Le syndicat Unifor réagit avec inquiétude à la fermeture définitive de l’usine de panneaux OSB d’Arbec à Amos. Bien que les activités de l’usine soient interrompues depuis plusieurs mois, le syndicat estime que cette annonce confirme une fragilité grandissante de l’industrie forestière régionale.
Selon un communiqué d’Unifor, les salariés ont appris la nouvelle mardi de la part de l’employeur. Selon Unifor, la disparition de cette usine de transformation du bois feuillu pourrait aussi avoir des répercussions sur l’ensemble de la chaîne forestière, notamment sur la récolte du bois résineux en Abitibi-Témiscamingue.
« C’est un autre coup très dur pour l’industrie et pour la ville, a affirmé le directeur québécois d’Unifor, Daniel Cloutier. Déjà, 150 travailleuses et travailleurs d’Amos avaient perdu leur emploi lors de la fermeture de l’usine de papier de Produits forestiers Résolu en 2021. Aujourd’hui, c’est environ 90 membres d’Unifor qui apprennent que leur milieu de travail s’éteint pour de bon. Il faut stopper l’hémorragie. »

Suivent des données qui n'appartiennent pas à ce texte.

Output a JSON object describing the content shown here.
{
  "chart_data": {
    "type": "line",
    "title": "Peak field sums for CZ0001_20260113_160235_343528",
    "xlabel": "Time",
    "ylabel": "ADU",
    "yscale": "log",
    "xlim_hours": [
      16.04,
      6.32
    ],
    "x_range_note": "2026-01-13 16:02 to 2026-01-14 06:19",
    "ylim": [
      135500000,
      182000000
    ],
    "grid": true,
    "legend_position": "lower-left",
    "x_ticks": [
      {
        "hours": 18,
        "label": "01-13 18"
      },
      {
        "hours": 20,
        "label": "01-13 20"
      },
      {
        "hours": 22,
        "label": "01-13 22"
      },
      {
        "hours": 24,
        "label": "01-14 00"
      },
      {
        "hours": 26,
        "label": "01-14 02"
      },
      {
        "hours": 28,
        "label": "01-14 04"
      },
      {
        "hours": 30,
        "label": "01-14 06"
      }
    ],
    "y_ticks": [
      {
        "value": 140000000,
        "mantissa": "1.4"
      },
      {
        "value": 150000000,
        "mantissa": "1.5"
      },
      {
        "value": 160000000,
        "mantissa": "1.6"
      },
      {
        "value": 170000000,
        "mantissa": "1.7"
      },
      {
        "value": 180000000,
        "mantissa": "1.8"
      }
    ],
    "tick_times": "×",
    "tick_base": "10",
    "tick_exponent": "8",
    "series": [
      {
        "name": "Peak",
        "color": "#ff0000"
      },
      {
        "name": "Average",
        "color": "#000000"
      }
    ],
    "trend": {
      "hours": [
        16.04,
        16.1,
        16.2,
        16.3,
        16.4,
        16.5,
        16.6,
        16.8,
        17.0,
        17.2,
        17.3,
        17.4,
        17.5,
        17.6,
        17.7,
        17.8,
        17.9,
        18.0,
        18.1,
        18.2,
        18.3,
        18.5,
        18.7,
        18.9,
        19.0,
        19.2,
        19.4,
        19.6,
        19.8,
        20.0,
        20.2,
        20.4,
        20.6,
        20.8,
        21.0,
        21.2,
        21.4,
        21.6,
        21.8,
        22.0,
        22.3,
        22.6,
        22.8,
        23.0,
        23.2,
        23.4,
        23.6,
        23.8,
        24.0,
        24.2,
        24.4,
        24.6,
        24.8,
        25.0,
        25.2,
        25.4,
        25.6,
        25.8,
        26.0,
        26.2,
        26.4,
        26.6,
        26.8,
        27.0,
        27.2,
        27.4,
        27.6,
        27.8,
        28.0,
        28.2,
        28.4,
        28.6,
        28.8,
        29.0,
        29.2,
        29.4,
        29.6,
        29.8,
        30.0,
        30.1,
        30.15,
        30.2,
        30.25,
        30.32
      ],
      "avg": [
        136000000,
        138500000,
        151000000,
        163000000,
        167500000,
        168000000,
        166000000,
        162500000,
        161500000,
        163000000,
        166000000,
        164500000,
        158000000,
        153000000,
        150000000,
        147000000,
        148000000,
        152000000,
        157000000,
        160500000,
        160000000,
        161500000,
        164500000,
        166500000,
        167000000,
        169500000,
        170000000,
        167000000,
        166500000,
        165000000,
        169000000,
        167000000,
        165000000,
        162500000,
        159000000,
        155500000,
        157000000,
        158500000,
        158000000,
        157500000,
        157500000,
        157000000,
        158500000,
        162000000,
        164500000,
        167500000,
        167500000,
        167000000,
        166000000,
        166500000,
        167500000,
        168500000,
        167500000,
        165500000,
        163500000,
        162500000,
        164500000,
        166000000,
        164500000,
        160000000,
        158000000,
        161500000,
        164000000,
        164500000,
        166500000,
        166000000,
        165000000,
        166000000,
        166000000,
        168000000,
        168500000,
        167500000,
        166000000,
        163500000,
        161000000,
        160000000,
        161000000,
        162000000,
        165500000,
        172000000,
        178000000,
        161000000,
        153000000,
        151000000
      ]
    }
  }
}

Le syndicat réclame une révision du modèle de développement forestier et de la stratégie industrielle régionale.
« On ne peut pas rester les bras croisés pendant que la communauté amossoise perd ses piliers économiques. Unifor appelle à aller plus loin et à revoir notre modèle de développement forestier de fond en comble », a ajouté M. Cloutier.
Le représentant national d’Unifor à Amos, Frédéric Auger, souligne pour sa part que plusieurs travailleurs touchés ont déjà quitté le secteur forestier.
« Heureusement, une grande majorité des travailleuses et travailleurs ont réussi à se trouver un nouvel emploi, mais malheureusement souvent à l’extérieur du secteur forestier. À force de voir l’industrie être abandonnée, plusieurs ont fini par tourner la page eux aussi. Dans une région reconnue comme pionnière de cette industrie, ce constat est profondément préoccupant et désolant », affirme-t-il.